Page One follows the goings-on of the newsroom, casting media reporter and colorful personality, David Carr, as the main protagonist defending journalism against bloggers and new media types.
Carr is actually far from a luddite. He calls himself a ‘digital adopter’ while at the same time recognizing that derivative news sources such as blogs and the Huffington Post can’t exist without and can’t replace rigorous, original reporting.
Page One makes clear that journalism as a public resource is what’s at stake — but it’s also a classic tale of an older entity struggling to adjust to new markets and resources.
TV Guide transformed into an online fan resource; AOL is trying to sell ads instead of dial-up portals. Can the Times, and the traditional news industry in general, make the leap where the FREEconomics have changed the field?

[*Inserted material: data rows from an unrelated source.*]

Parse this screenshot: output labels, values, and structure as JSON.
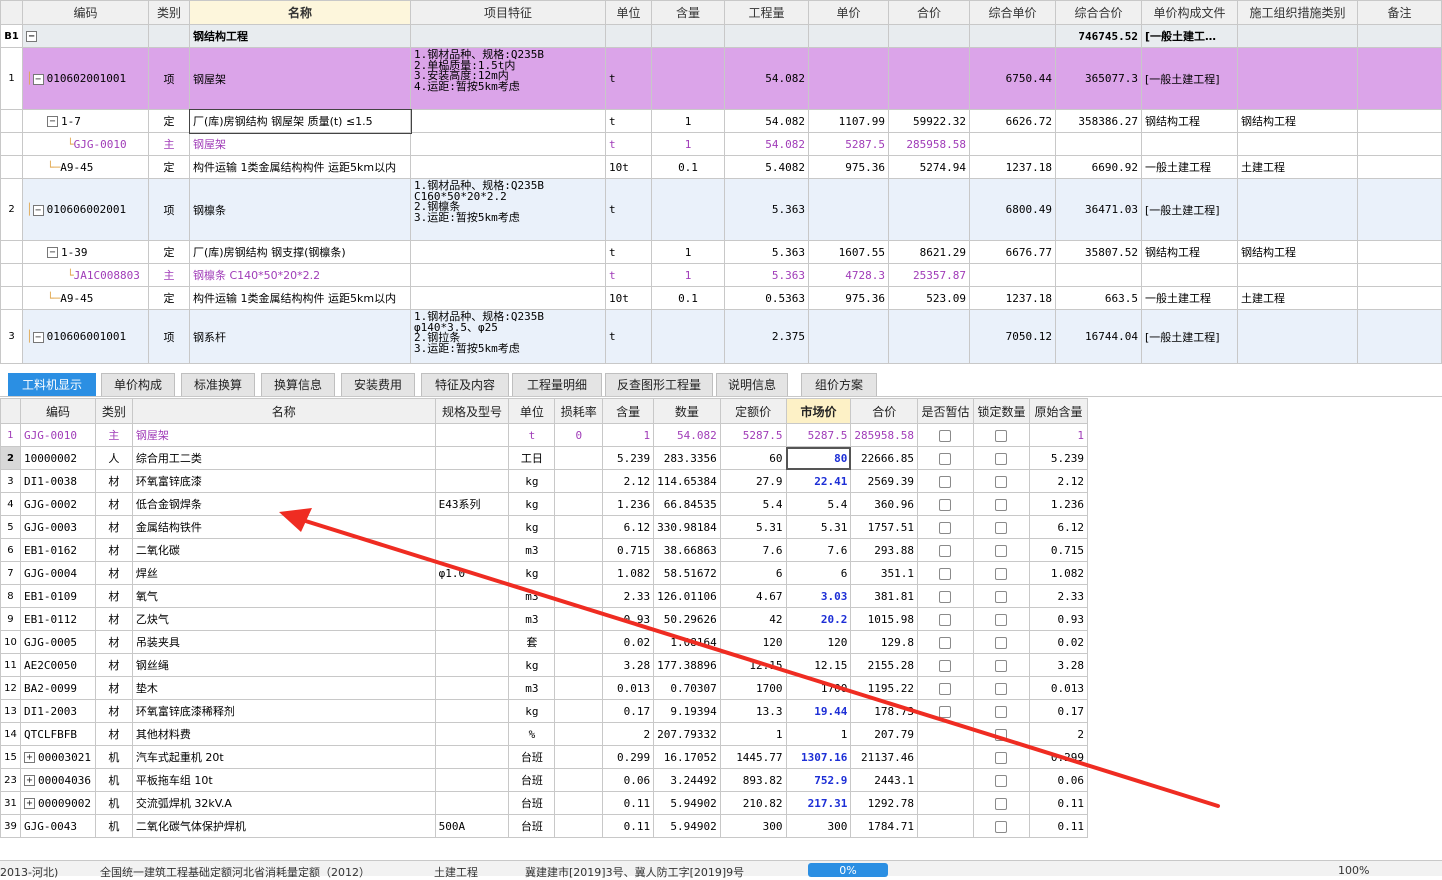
{
  "top": {
    "headers": [
      "编码",
      "类别",
      "名称",
      "项目特征",
      "单位",
      "含量",
      "工程量",
      "单价",
      "合价",
      "综合单价",
      "综合合价",
      "单价构成文件",
      "施工组织措施类别",
      "备注"
    ],
    "b1": {
      "rn": "B1",
      "name": "钢结构工程",
      "zhhj": "746745.52",
      "file": "[一般土建工…"
    },
    "rows": [
      {
        "rn": "1",
        "kind": "qd1",
        "code": "010602001001",
        "type": "项",
        "name": "钢屋架",
        "feat": "1.钢材品种、规格:Q235B\n2.单榀质量:1.5t内\n3.安装高度:12m内\n4.运距:暂按5km考虑",
        "unit": "t",
        "hl": "",
        "gcl": "54.082",
        "dj": "",
        "hj": "",
        "zhdj": "6750.44",
        "zhhj": "365077.3",
        "file": "[一般土建工程]",
        "cat": ""
      },
      {
        "rn": "",
        "kind": "sub",
        "code": "1-7",
        "type": "定",
        "name": "厂(库)房钢结构 钢屋架 质量(t) ≤1.5",
        "feat": "",
        "unit": "t",
        "hl": "1",
        "gcl": "54.082",
        "dj": "1107.99",
        "hj": "59922.32",
        "zhdj": "6626.72",
        "zhhj": "358386.27",
        "file": "钢结构工程",
        "cat": "钢结构工程"
      },
      {
        "rn": "",
        "kind": "zhu",
        "code": "GJG-0010",
        "type": "主",
        "name": "钢屋架",
        "feat": "",
        "unit": "t",
        "hl": "1",
        "gcl": "54.082",
        "dj": "5287.5",
        "hj": "285958.58",
        "zhdj": "",
        "zhhj": "",
        "file": "",
        "cat": ""
      },
      {
        "rn": "",
        "kind": "sub",
        "code": "A9-45",
        "type": "定",
        "name": "构件运输 1类金属结构构件 运距5km以内",
        "feat": "",
        "unit": "10t",
        "hl": "0.1",
        "gcl": "5.4082",
        "dj": "975.36",
        "hj": "5274.94",
        "zhdj": "1237.18",
        "zhhj": "6690.92",
        "file": "一般土建工程",
        "cat": "土建工程"
      },
      {
        "rn": "2",
        "kind": "qd",
        "code": "010606002001",
        "type": "项",
        "name": "钢檩条",
        "feat": "1.钢材品种、规格:Q235B\nC160*50*20*2.2\n2.钢檩条\n3.运距:暂按5km考虑",
        "unit": "t",
        "hl": "",
        "gcl": "5.363",
        "dj": "",
        "hj": "",
        "zhdj": "6800.49",
        "zhhj": "36471.03",
        "file": "[一般土建工程]",
        "cat": ""
      },
      {
        "rn": "",
        "kind": "sub",
        "code": "1-39",
        "type": "定",
        "name": "厂(库)房钢结构 钢支撑(钢檩条)",
        "feat": "",
        "unit": "t",
        "hl": "1",
        "gcl": "5.363",
        "dj": "1607.55",
        "hj": "8621.29",
        "zhdj": "6676.77",
        "zhhj": "35807.52",
        "file": "钢结构工程",
        "cat": "钢结构工程"
      },
      {
        "rn": "",
        "kind": "zhu",
        "code": "JA1C008803",
        "type": "主",
        "name": "钢檩条 C140*50*20*2.2",
        "feat": "",
        "unit": "t",
        "hl": "1",
        "gcl": "5.363",
        "dj": "4728.3",
        "hj": "25357.87",
        "zhdj": "",
        "zhhj": "",
        "file": "",
        "cat": ""
      },
      {
        "rn": "",
        "kind": "sub",
        "code": "A9-45",
        "type": "定",
        "name": "构件运输 1类金属结构构件 运距5km以内",
        "feat": "",
        "unit": "10t",
        "hl": "0.1",
        "gcl": "0.5363",
        "dj": "975.36",
        "hj": "523.09",
        "zhdj": "1237.18",
        "zhhj": "663.5",
        "file": "一般土建工程",
        "cat": "土建工程"
      },
      {
        "rn": "3",
        "kind": "qd",
        "code": "010606001001",
        "type": "项",
        "name": "钢系杆",
        "feat": "1.钢材品种、规格:Q235B\nφ140*3.5、φ25\n2.钢拉条\n3.运距:暂按5km考虑",
        "unit": "t",
        "hl": "",
        "gcl": "2.375",
        "dj": "",
        "hj": "",
        "zhdj": "7050.12",
        "zhhj": "16744.04",
        "file": "[一般土建工程]",
        "cat": ""
      }
    ]
  },
  "tabs": [
    "工料机显示",
    "单价构成",
    "标准换算",
    "换算信息",
    "安装费用",
    "特征及内容",
    "工程量明细",
    "反查图形工程量",
    "说明信息",
    "组价方案"
  ],
  "bottom": {
    "headers": [
      "",
      "编码",
      "类别",
      "名称",
      "规格及型号",
      "单位",
      "损耗率",
      "含量",
      "数量",
      "定额价",
      "市场价",
      "合价",
      "是否暂估",
      "锁定数量",
      "原始含量"
    ],
    "rows": [
      {
        "rn": "1",
        "code": "GJG-0010",
        "type": "主",
        "name": "钢屋架",
        "spec": "",
        "unit": "t",
        "loss": "0",
        "hl": "1",
        "sl": "54.082",
        "dej": "5287.5",
        "scj": "5287.5",
        "hj": "285958.58",
        "yshl": "1",
        "tog": "",
        "blue": false
      },
      {
        "rn": "2",
        "code": "10000002",
        "type": "人",
        "name": "综合用工二类",
        "spec": "",
        "unit": "工日",
        "loss": "",
        "hl": "5.239",
        "sl": "283.3356",
        "dej": "60",
        "scj": "80",
        "hj": "22666.85",
        "yshl": "5.239",
        "tog": "",
        "blue": true
      },
      {
        "rn": "3",
        "code": "DI1-0038",
        "type": "材",
        "name": "环氧富锌底漆",
        "spec": "",
        "unit": "kg",
        "loss": "",
        "hl": "2.12",
        "sl": "114.65384",
        "dej": "27.9",
        "scj": "22.41",
        "hj": "2569.39",
        "yshl": "2.12",
        "tog": "",
        "blue": true
      },
      {
        "rn": "4",
        "code": "GJG-0002",
        "type": "材",
        "name": "低合金钢焊条",
        "spec": "E43系列",
        "unit": "kg",
        "loss": "",
        "hl": "1.236",
        "sl": "66.84535",
        "dej": "5.4",
        "scj": "5.4",
        "hj": "360.96",
        "yshl": "1.236",
        "tog": "",
        "blue": false
      },
      {
        "rn": "5",
        "code": "GJG-0003",
        "type": "材",
        "name": "金属结构铁件",
        "spec": "",
        "unit": "kg",
        "loss": "",
        "hl": "6.12",
        "sl": "330.98184",
        "dej": "5.31",
        "scj": "5.31",
        "hj": "1757.51",
        "yshl": "6.12",
        "tog": "",
        "blue": false
      },
      {
        "rn": "6",
        "code": "EB1-0162",
        "type": "材",
        "name": "二氧化碳",
        "spec": "",
        "unit": "m3",
        "loss": "",
        "hl": "0.715",
        "sl": "38.66863",
        "dej": "7.6",
        "scj": "7.6",
        "hj": "293.88",
        "yshl": "0.715",
        "tog": "",
        "blue": false
      },
      {
        "rn": "7",
        "code": "GJG-0004",
        "type": "材",
        "name": "焊丝",
        "spec": "φ1.0",
        "unit": "kg",
        "loss": "",
        "hl": "1.082",
        "sl": "58.51672",
        "dej": "6",
        "scj": "6",
        "hj": "351.1",
        "yshl": "1.082",
        "tog": "",
        "blue": false
      },
      {
        "rn": "8",
        "code": "EB1-0109",
        "type": "材",
        "name": "氧气",
        "spec": "",
        "unit": "m3",
        "loss": "",
        "hl": "2.33",
        "sl": "126.01106",
        "dej": "4.67",
        "scj": "3.03",
        "hj": "381.81",
        "yshl": "2.33",
        "tog": "",
        "blue": true
      },
      {
        "rn": "9",
        "code": "EB1-0112",
        "type": "材",
        "name": "乙炔气",
        "spec": "",
        "unit": "m3",
        "loss": "",
        "hl": "0.93",
        "sl": "50.29626",
        "dej": "42",
        "scj": "20.2",
        "hj": "1015.98",
        "yshl": "0.93",
        "tog": "",
        "blue": true
      },
      {
        "rn": "10",
        "code": "GJG-0005",
        "type": "材",
        "name": "吊装夹具",
        "spec": "",
        "unit": "套",
        "loss": "",
        "hl": "0.02",
        "sl": "1.08164",
        "dej": "120",
        "scj": "120",
        "hj": "129.8",
        "yshl": "0.02",
        "tog": "",
        "blue": false
      },
      {
        "rn": "11",
        "code": "AE2C0050",
        "type": "材",
        "name": "钢丝绳",
        "spec": "",
        "unit": "kg",
        "loss": "",
        "hl": "3.28",
        "sl": "177.38896",
        "dej": "12.15",
        "scj": "12.15",
        "hj": "2155.28",
        "yshl": "3.28",
        "tog": "",
        "blue": false
      },
      {
        "rn": "12",
        "code": "BA2-0099",
        "type": "材",
        "name": "垫木",
        "spec": "",
        "unit": "m3",
        "loss": "",
        "hl": "0.013",
        "sl": "0.70307",
        "dej": "1700",
        "scj": "1700",
        "hj": "1195.22",
        "yshl": "0.013",
        "tog": "",
        "blue": false
      },
      {
        "rn": "13",
        "code": "DI1-2003",
        "type": "材",
        "name": "环氧富锌底漆稀释剂",
        "spec": "",
        "unit": "kg",
        "loss": "",
        "hl": "0.17",
        "sl": "9.19394",
        "dej": "13.3",
        "scj": "19.44",
        "hj": "178.73",
        "yshl": "0.17",
        "tog": "",
        "blue": true
      },
      {
        "rn": "14",
        "code": "QTCLFBFB",
        "type": "材",
        "name": "其他材料费",
        "spec": "",
        "unit": "%",
        "loss": "",
        "hl": "2",
        "sl": "207.79332",
        "dej": "1",
        "scj": "1",
        "hj": "207.79",
        "yshl": "2",
        "tog": "",
        "blue": false
      },
      {
        "rn": "15",
        "code": "00003021",
        "type": "机",
        "name": "汽车式起重机 20t",
        "spec": "",
        "unit": "台班",
        "loss": "",
        "hl": "0.299",
        "sl": "16.17052",
        "dej": "1445.77",
        "scj": "1307.16",
        "hj": "21137.46",
        "yshl": "0.299",
        "tog": "+",
        "blue": true
      },
      {
        "rn": "23",
        "code": "00004036",
        "type": "机",
        "name": "平板拖车组 10t",
        "spec": "",
        "unit": "台班",
        "loss": "",
        "hl": "0.06",
        "sl": "3.24492",
        "dej": "893.82",
        "scj": "752.9",
        "hj": "2443.1",
        "yshl": "0.06",
        "tog": "+",
        "blue": true
      },
      {
        "rn": "31",
        "code": "00009002",
        "type": "机",
        "name": "交流弧焊机 32kV.A",
        "spec": "",
        "unit": "台班",
        "loss": "",
        "hl": "0.11",
        "sl": "5.94902",
        "dej": "210.82",
        "scj": "217.31",
        "hj": "1292.78",
        "yshl": "0.11",
        "tog": "+",
        "blue": true
      },
      {
        "rn": "39",
        "code": "GJG-0043",
        "type": "机",
        "name": "二氧化碳气体保护焊机",
        "spec": "500A",
        "unit": "台班",
        "loss": "",
        "hl": "0.11",
        "sl": "5.94902",
        "dej": "300",
        "scj": "300",
        "hj": "1784.71",
        "yshl": "0.11",
        "tog": "",
        "blue": false
      }
    ]
  },
  "status": {
    "items": [
      "2013-河北)",
      "全国统一建筑工程基础定额河北省消耗量定额（2012）",
      "土建工程",
      "冀建建市[2019]3号、冀人防工字[2019]9号"
    ],
    "button": "0%",
    "zoom": "100%"
  },
  "colors": {
    "accent": "#2b8fe3",
    "qd1": "#dba4e9",
    "qd": "#eaf1fa",
    "zhu_text": "#a03cb8",
    "market_blue": "#1d2fd6",
    "arrow": "#ef2c22"
  }
}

And if they don’t, will the blogs and aggregators in essence kill off the host organism that feeds them?
David Carr believes the Gray Lady can keep shining, beyond just using new hair dye.
He calls newspapers “branded information put together by people you trust.” The brand, if valuable enough, can live on even if the physical product, delivery method, and business model change.
The Times put up a pay wall in March, the first step in what might be a future largely supported by readers instead of ads or subscriptions. If the Times is going to be asking for dollars, Page One is a pretty persuasive infomercial.